Joseph and Ben extended the invitation of the Salon project- which sounds really exciting where we invite two guests and the two would invite one each for a session of discussion and chat basically, one that may be guided through a theme- or two. Will definitely explore possible ideas about this. 

The conversations reminded me of the last few crit sessions we had during our last term with RCA, where most of us were struggling to adjust to the sudden disruption with our access to studio and support- especially as we were preparing for graduation show. It is for me, interesting to revisit this topic, questioning functionality of our practices that looking back to almost a year prior, still is very evident. Worrying as it may seem, I do enjoy the question/s, to be asked over and over again, to be points of reflections and reminders in the hope that it motivate instead of the opposite. 

And surely, hitsuzen strikes again.

I enjoyed Adriana's proposed notion of approaching performance practices like gardening in the desert or, non-bordered gardening so to speak. Taking Jarman's garden (which I was very glad to be an audience of a version of it when it was shown in a rooftop exhibition in Peckham several months back) as some sort of representation towards the question: What do we ask of performance?

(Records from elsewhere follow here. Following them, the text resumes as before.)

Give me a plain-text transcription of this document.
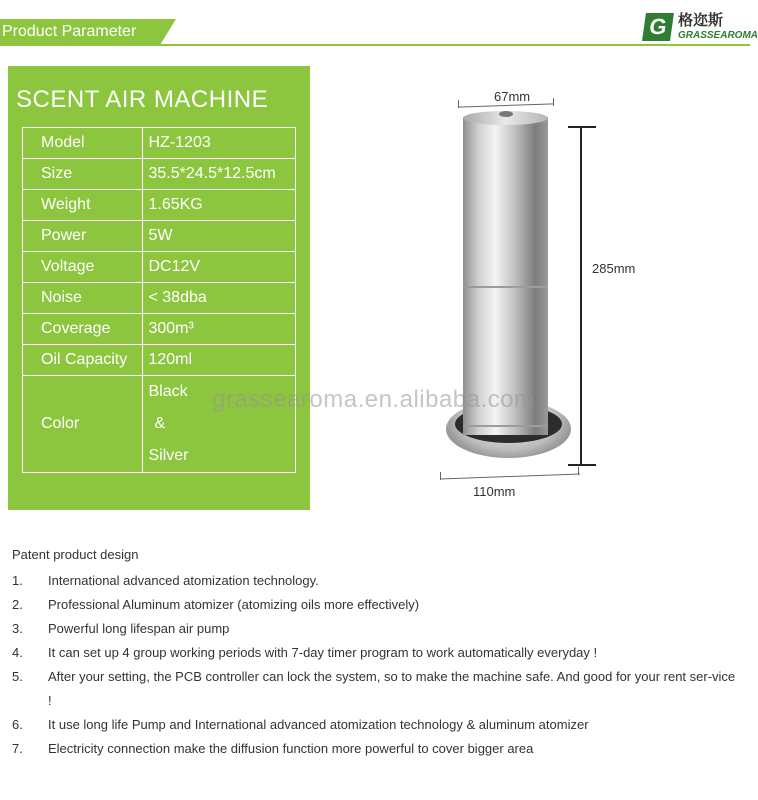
Product Parameter	G 格迩斯
GRASSEAROMA
SCENT AIR MACHINE
Model	HZ-1203
Size	35.5*24.5*12.5cm
Weight	1.65KG
Power	5W
Voltage	DC12V
Noise	< 38dba
Coverage	300m³
Oil Capacity	120ml
Color	Black
&
Silver
67mm
285mm
110mm
grassearoma.en.alibaba.com
Patent product design
1.	International advanced atomization technology.
2.	Professional Aluminum atomizer (atomizing oils more effectively)
3.	Powerful long lifespan air pump
4.	It can set up 4 group working periods with 7-day timer program to work automatically everyday !
5.	After your setting, the PCB controller can lock the system, so to make the machine safe. And good for your rent ser-vice !
6.	It use long life Pump and International advanced atomization technology & aluminum atomizer
7.	Electricity connection make the diffusion function more powerful to cover bigger area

A proposed answer: Performance as new logic to be encouraged- instead of perceiving its restriction (economy and practicality) maybe it provides some sort of solution that has yet to present itself physically, or visually.  


Come to think of it, Miku herself has been questioning her existence through countless songs produced by different composers over the span of fourteen years. Her recent existential crisis has been a little bit more apparent with recent productions- which maybe, subconsciously curating the way I think towards my own... work? 

Below is 初音ミクの消失 -DEAD END- by CosMo, released in 2009, only two years after her so-called birth. The song was arguably the basis of the previously mentioned dissertation, titled only a girl can save me now. 



and RT Tammy Chan from comment section: "She's singing fast because she doesn't have much time left. This shit's dark...."
PS: The song's speed peaked at 240BPM, almost humanely impossible to be sung.